The students are being persuaded to take out mobile contracts, and then sell the phones on to another company. They are promised an income from the phone as well. But more often than not they end up being liable for the new user's debts.
One student ended up owing £10,000, according to police. BBC Radio 4's You and Yours programme has found the scam has affected at least a dozen universities, and police are investigating at least 350 cases where students have lost money. Typically, students take out a phone contract in their own name, and then sell the handset to a private company for £50 or so, with the promise of more money to come.
One student, who spoke to the BBC anonymously, sent off six phones and ended up with a debt of £500. "The guy from the company turned up to my Uni. He steps out of the car - and he's looking really sharp, wearing a nice suit - and he gave a really convincing sales pitch," he told the programme. "I feel a bit silly for being duped into this," he added.

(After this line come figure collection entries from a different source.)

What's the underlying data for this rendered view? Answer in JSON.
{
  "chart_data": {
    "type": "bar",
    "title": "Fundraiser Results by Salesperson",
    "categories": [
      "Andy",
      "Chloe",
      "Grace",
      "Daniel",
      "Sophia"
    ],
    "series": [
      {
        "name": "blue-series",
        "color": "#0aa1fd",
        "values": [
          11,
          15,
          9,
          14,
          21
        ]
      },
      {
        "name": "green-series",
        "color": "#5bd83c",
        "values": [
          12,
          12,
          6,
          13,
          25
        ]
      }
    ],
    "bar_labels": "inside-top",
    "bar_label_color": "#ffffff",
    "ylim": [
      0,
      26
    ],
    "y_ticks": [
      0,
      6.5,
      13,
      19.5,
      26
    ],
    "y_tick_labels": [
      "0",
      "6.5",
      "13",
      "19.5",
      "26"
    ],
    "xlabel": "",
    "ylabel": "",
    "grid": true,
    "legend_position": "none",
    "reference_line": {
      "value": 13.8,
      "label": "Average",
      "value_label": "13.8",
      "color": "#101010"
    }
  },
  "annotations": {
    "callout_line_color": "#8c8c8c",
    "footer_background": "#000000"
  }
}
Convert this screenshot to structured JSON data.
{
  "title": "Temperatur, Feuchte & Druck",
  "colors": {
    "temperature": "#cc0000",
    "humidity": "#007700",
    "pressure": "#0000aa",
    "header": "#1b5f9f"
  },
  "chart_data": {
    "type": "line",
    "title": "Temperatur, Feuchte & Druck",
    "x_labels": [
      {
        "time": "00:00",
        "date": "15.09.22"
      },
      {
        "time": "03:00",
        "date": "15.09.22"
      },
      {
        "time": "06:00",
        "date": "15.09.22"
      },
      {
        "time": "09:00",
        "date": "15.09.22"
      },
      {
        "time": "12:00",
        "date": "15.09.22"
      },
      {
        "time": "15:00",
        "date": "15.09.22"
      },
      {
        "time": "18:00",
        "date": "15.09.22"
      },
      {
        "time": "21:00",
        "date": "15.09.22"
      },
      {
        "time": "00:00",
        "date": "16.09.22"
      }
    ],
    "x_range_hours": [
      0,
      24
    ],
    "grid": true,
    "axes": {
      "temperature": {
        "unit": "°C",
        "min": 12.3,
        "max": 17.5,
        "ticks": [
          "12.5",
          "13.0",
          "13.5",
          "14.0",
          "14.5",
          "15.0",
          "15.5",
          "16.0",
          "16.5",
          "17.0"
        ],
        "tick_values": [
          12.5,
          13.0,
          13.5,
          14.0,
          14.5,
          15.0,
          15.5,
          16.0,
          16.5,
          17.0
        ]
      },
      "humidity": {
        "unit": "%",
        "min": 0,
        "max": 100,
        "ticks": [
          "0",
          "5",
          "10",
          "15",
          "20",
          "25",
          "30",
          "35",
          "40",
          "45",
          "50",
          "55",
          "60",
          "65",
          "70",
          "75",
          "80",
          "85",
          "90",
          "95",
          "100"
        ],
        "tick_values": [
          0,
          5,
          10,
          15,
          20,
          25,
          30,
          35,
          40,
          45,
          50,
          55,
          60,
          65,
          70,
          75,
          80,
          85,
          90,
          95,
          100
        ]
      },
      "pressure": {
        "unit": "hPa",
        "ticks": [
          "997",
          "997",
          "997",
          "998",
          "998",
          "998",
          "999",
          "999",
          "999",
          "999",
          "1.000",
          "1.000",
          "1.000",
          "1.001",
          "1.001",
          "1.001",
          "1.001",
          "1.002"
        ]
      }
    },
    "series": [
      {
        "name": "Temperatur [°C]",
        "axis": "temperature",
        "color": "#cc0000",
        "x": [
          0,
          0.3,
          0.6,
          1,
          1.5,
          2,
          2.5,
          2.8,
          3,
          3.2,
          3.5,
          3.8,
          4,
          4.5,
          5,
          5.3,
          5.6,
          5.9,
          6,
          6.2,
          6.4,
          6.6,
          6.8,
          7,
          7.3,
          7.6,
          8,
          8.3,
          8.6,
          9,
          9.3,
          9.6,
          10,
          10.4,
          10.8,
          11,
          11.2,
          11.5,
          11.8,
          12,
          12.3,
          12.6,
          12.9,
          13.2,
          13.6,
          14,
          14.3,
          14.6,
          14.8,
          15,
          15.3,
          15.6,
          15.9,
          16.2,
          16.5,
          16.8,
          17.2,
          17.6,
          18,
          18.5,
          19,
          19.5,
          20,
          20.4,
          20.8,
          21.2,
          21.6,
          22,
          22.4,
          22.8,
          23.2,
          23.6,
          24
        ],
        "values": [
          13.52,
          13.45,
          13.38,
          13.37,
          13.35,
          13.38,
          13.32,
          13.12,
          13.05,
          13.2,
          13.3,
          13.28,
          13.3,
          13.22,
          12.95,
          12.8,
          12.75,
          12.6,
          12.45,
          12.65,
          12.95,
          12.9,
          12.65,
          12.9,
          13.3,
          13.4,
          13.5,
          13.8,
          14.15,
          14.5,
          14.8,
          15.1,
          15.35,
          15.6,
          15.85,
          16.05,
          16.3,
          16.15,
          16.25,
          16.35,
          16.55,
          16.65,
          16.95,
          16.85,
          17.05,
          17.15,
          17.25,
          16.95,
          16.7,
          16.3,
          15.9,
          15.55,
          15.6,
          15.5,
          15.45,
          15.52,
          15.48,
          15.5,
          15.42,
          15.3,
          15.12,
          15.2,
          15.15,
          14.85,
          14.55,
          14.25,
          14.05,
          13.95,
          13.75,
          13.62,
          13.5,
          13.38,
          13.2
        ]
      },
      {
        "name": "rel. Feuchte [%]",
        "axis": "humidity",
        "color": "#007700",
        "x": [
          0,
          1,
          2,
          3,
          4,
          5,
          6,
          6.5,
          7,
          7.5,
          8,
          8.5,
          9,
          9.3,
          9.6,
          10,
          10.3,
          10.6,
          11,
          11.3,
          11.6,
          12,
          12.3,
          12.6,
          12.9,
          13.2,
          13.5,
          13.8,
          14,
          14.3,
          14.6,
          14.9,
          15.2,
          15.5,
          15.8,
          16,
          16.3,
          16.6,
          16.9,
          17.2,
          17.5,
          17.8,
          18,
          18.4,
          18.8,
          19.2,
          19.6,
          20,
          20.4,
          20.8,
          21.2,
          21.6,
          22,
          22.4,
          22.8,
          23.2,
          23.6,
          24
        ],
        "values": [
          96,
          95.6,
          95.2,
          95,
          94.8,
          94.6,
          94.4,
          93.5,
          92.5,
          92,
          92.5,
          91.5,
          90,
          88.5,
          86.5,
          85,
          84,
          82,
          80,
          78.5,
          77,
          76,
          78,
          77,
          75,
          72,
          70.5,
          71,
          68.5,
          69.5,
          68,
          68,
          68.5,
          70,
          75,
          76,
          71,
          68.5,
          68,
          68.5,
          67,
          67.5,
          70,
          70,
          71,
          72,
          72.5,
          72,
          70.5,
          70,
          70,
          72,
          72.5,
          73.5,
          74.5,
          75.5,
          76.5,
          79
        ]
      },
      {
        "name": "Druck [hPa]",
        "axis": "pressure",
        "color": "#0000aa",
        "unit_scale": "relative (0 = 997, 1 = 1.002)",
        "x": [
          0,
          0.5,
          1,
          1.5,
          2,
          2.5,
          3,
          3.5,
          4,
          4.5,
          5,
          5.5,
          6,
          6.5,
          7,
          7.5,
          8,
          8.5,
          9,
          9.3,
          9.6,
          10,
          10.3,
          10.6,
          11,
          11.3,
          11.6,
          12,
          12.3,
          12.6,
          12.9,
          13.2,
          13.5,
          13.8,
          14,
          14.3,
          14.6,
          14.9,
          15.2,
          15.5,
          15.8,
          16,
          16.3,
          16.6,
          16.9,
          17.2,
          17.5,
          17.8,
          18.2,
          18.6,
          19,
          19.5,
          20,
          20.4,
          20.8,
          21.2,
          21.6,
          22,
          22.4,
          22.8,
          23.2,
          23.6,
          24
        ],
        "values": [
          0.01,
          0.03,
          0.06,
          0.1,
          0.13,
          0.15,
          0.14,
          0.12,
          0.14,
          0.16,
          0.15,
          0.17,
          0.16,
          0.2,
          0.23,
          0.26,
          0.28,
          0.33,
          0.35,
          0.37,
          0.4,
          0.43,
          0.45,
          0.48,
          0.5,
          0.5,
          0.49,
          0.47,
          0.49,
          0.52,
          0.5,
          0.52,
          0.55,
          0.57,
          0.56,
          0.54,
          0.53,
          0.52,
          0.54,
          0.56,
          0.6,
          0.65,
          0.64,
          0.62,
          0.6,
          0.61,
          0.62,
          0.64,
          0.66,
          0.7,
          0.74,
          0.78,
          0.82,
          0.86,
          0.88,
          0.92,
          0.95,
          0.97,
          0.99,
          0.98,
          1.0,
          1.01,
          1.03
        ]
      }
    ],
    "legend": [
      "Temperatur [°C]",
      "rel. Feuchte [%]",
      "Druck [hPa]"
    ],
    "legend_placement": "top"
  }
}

Police say they are still trying to work out how widespread the scam is. They say there may well be thousands of cases which have yet to be reported. "You've got to remember these students - 18 or 19 year-olds -are probably leaving home for the first time," said detective chief inspector Bob Mahoney, of the National Mobile Phone Crime Unit.
"They've got all the worries of student debts behind them, so any income they can generate does look attractive," he said. Students are being advised not to give away personal details, and to look at their credit ratings to see if any changes have occurred.